Before meticulously planning the Route 91 shooting, Stephen Paddock, 64, had no criminal history and minimal contact with law enforcement, according to LVMPD’s preliminary report. He’d been married and divorced, and was living with his girlfriend in Mesquite, Nevada. (She was in the Philippines at the time of the shooting.) Professionally, Paddock had worked as an accountant and in real estate.
Guns were not a novelty for him. He purchased 29 firearms between 1982 and September of 2016. But in the year before the attack, he bought nearly twice as many firearms—55 in total—along with bump stocks, ammunition, scopes and cases.
Video footage from Mandalay Bay shows that, in the week leading up to the shooting, he took multiple suitcases to his room, played poker, bought snacks and chatted with hotel staff. He also left the hotel for extended periods of time. Then, on Sunday evening, October 1, he barricaded himself in a room on the 32nd floor, broke a window and, between 10:05 and 10:16 PM, went on a shooting rampage, killing 58 people and injuring more than 700. Around 11:20 PM, a strike team breached the room and found Paddock dead from “an apparent self-inflicted gunshot wound to the head,” the report said.
It’s impossible to fully understand what drove Paddock to commit this horrific attack. “I’d rather not apply the label ‘evil,’” said Frank Ochberg, a renowned psychiatrist and pioneer in the study of trauma, and an ACIA member. “To justify applying evil, someone has to be a psychopath—they have no conscience and never did—and/or they have to be sadistic.
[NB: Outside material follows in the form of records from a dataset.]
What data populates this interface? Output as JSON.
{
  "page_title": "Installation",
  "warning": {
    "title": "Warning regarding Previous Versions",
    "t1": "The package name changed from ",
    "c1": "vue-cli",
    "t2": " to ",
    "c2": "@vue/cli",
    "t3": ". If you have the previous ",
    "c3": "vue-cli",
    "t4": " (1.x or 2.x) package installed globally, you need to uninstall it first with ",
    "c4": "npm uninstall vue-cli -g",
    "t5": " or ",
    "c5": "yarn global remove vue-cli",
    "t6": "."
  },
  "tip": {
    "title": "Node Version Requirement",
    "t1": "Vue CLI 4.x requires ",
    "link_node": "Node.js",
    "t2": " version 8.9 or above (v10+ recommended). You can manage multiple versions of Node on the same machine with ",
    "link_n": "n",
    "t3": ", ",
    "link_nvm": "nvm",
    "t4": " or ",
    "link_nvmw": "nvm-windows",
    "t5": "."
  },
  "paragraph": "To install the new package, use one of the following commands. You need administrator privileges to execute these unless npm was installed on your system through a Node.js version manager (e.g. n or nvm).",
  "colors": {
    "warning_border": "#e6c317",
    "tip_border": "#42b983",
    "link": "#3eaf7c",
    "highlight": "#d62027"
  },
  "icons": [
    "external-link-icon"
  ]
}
They have to derive pleasure from inflicting pain on others. He might have been in some altered state, like he was playing a real, live video game and he’s racking up a score. That’s not a bad thing to consider.”
Mental illness is another variable. An infectious disease, for example, could cause symptoms of dementia, like developing delusions or fixed, false beliefs. “As you are metaphorically ‘losing your mind,’ you surround yourself with objects that have comfort and meaning to you, like thousands of rounds of ammunition and 25 guns,” Ochberg added. “All of that fills an obsessive compulsive need. Then you decide to kill people. That decision could be a combination of mental illness and alienation. Paddock becomes, in a grandiose way, homicidal and suicidal.”
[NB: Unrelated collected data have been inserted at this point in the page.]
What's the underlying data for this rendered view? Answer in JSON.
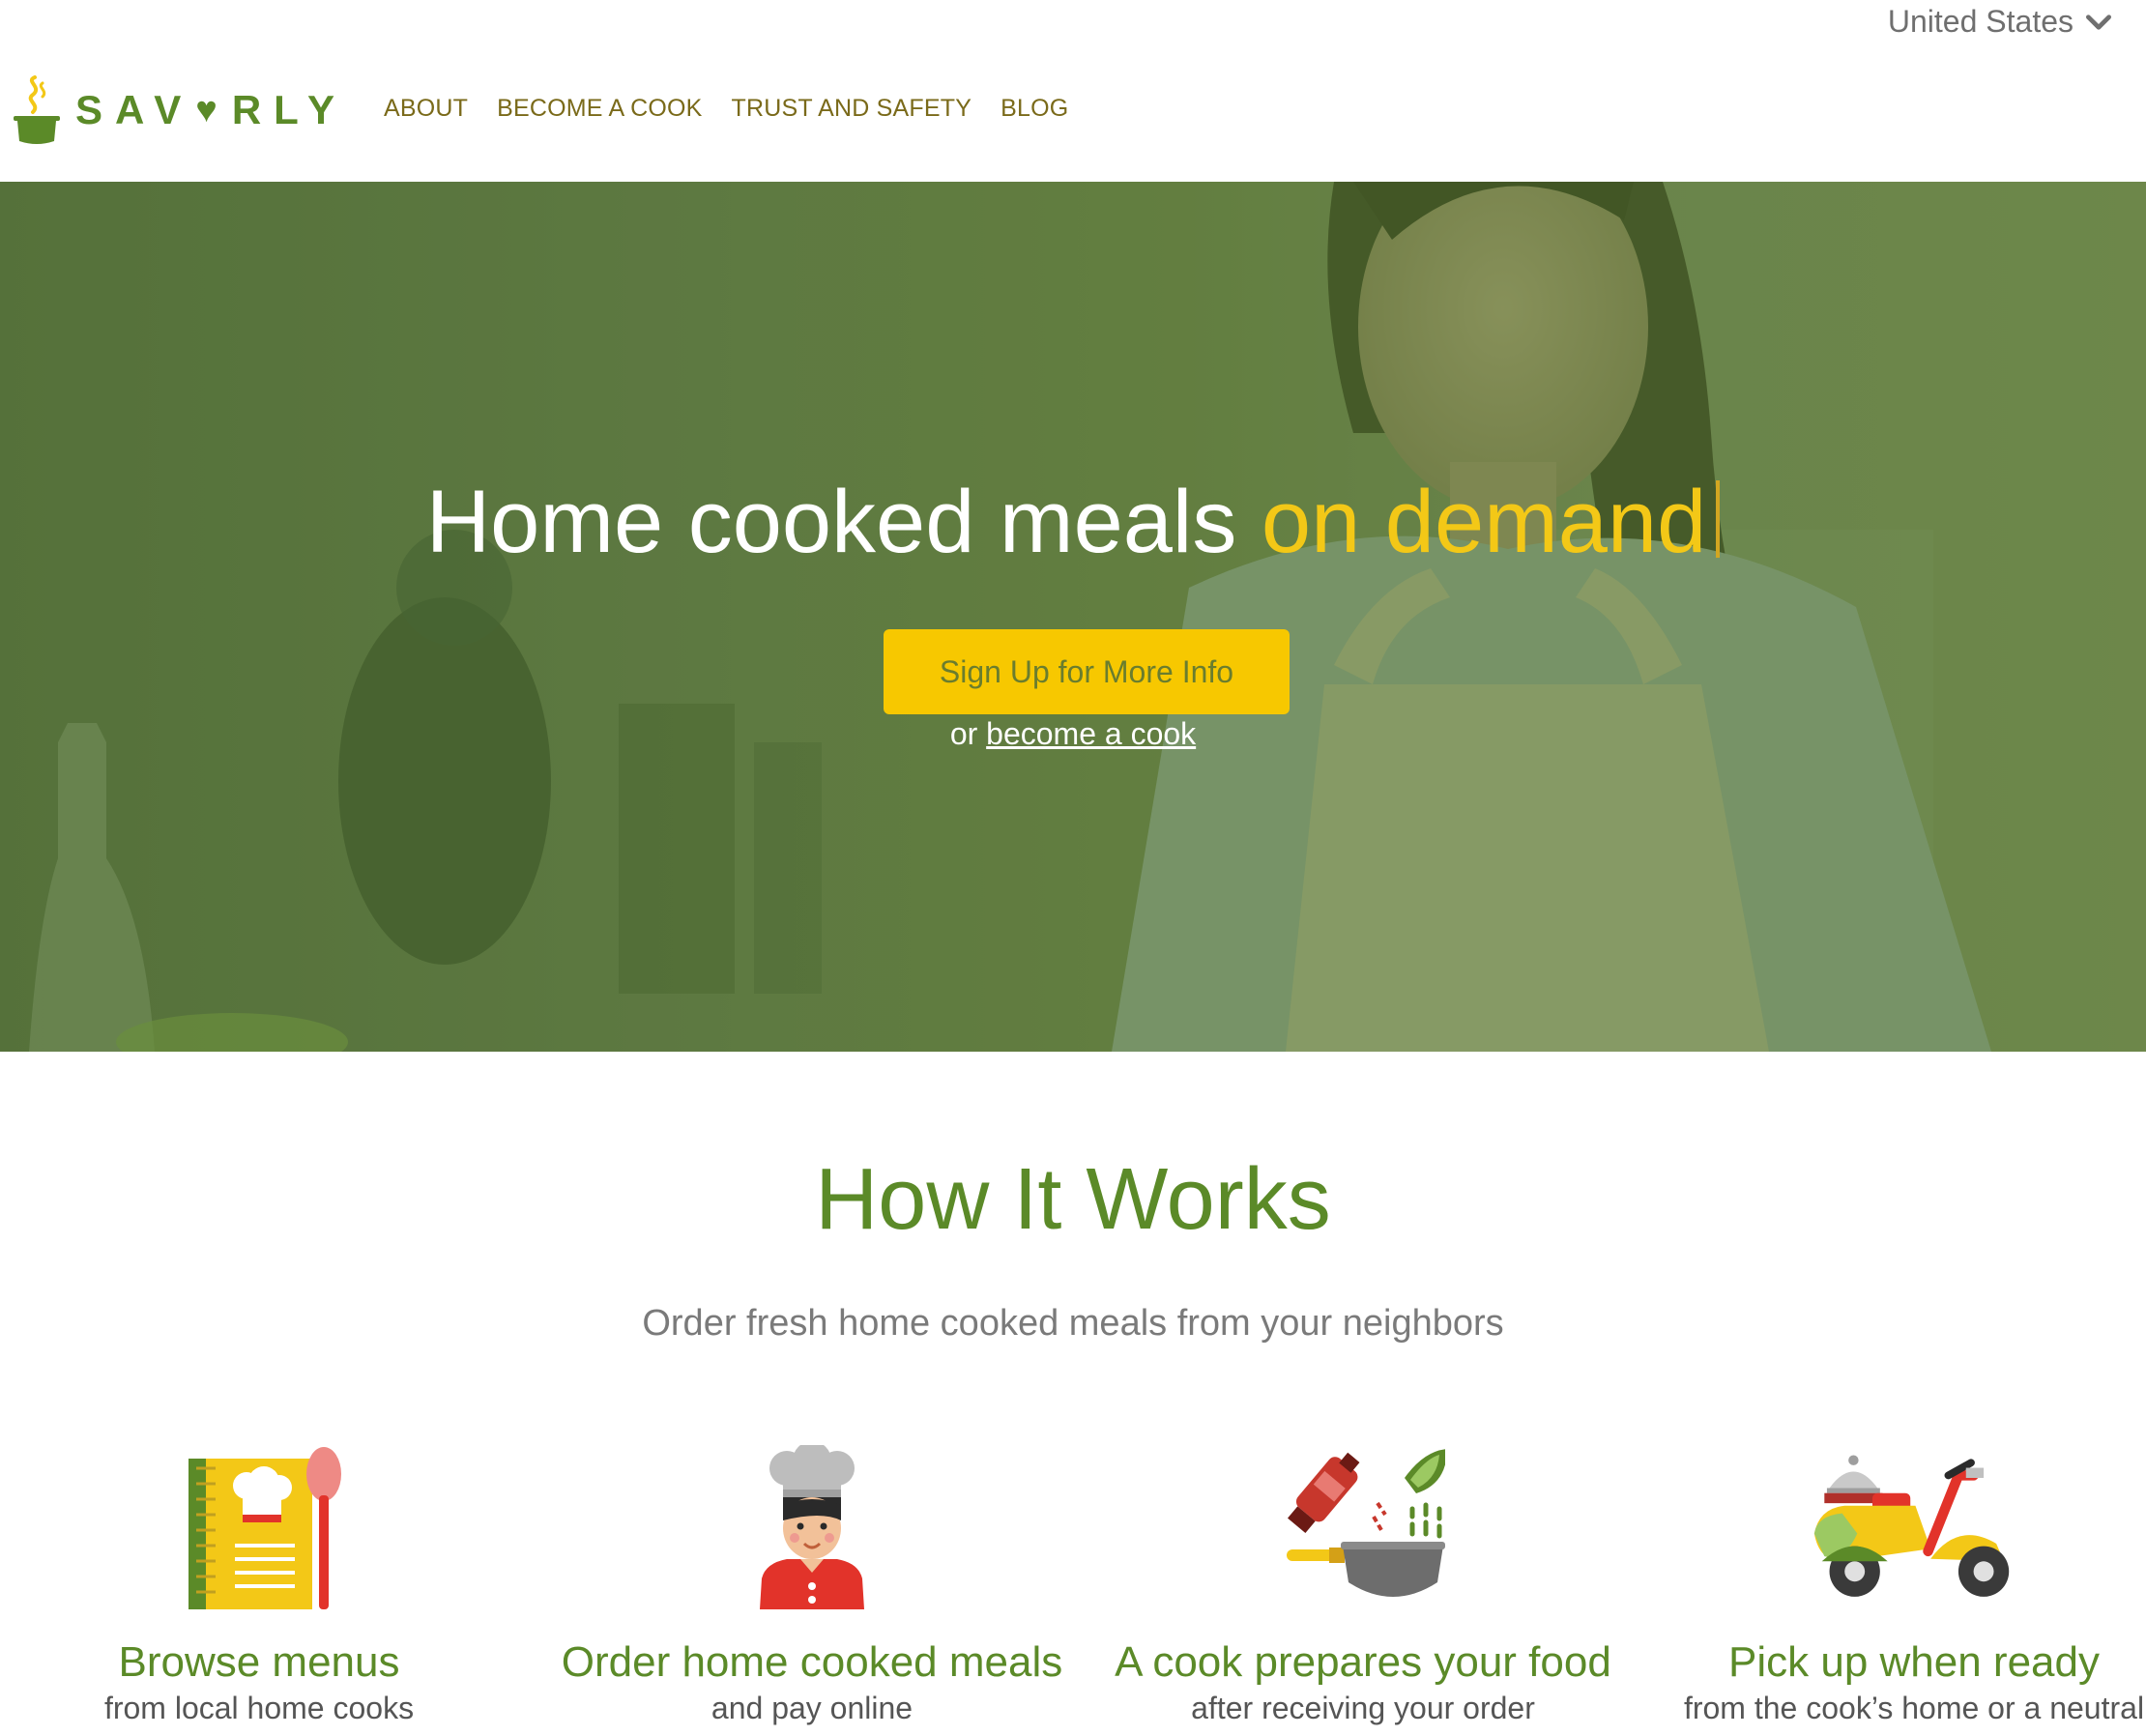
{
  "header": {
    "country_selector": "United States",
    "logo": {
      "text_before": "SAV",
      "text_after": "RLY"
    },
    "nav": [
      "About",
      "Become a Cook",
      "Trust and Safety",
      "Blog"
    ]
  },
  "hero": {
    "title_main": "Home cooked meals ",
    "title_accent": "on demand",
    "cta_button": "Sign Up for More Info",
    "cta_sub_prefix": "or ",
    "cta_sub_link": "become a cook"
  },
  "how_it_works": {
    "title": "How It Works",
    "subtitle": "Order fresh home cooked meals from your neighbors",
    "steps": [
      {
        "icon": "menu-book-icon",
        "title": "Browse menus",
        "desc": "from local home cooks"
      },
      {
        "icon": "chef-icon",
        "title": "Order home cooked meals",
        "desc": "and pay online"
      },
      {
        "icon": "cooking-pan-icon",
        "title": "A cook prepares your food",
        "desc": "after receiving your order"
      },
      {
        "icon": "delivery-scooter-icon",
        "title": "Pick up when ready",
        "desc": "from the cook’s home or a neutral"
      }
    ]
  },
  "colors": {
    "brand_green": "#5b8a28",
    "accent_yellow": "#f3c817",
    "button_yellow": "#f7c800",
    "nav_text": "#7a6a1a"
  }
}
Obsessive compulsive disorder—where someone performs rituals to relieve overwhelming anxiety—could be another clue. Experts pointed out that Paddock seemed to relish in planning this atrocity. “We know Paddock was taking medications for anxiety; his autopsy report is out there, and he had valium in his system. So it makes some sense he could have, over the last year of his life, had increasing anxiety as his brain was failing and an increasing need for rituals and possibly self-enhancing fantasies,” Ochberg said.
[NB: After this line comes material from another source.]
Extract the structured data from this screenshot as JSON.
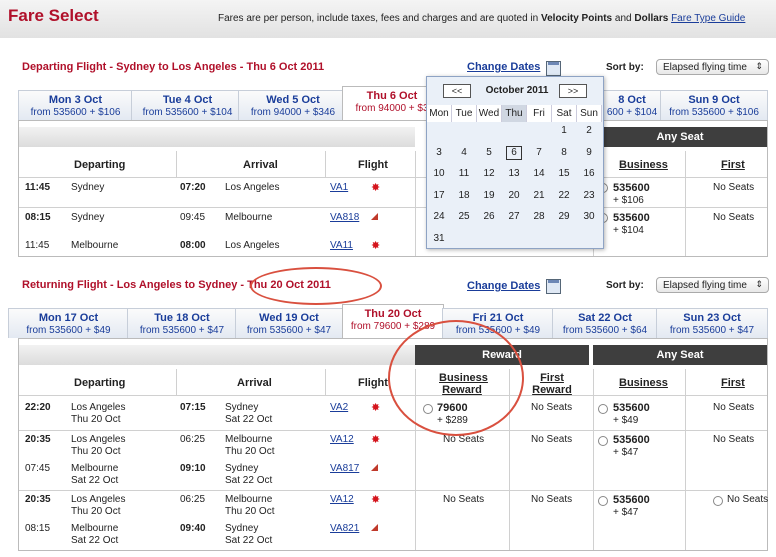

“He seemed desperate to create an experience for himself in which he could be in full charge, in which he—not the casino or other powerful institutions—could control the odds and the outcome,” said ACIA member Steven Gorelick, a professor at Hunter College with a Ph.D. in criminology and training in media studies. “Watch the videos of him at the hotel, of his brief grins as he directs the hotel personnel who are bringing the guns and ammunition to his suite. I think he really enjoyed directing this enormous logistical task.”
Experts say we may never understand Paddock’s motivation, but what we do know is that he revealed to the world a terrifying new blueprint for committing acts of terror. “Copycat crimes will be coming,” said Pierson, the former director of the Secret Service. “What makes him different than other shooters is there is no indication he intended to do this. No confiding in others has been discovered and no manifesto has been revealed.”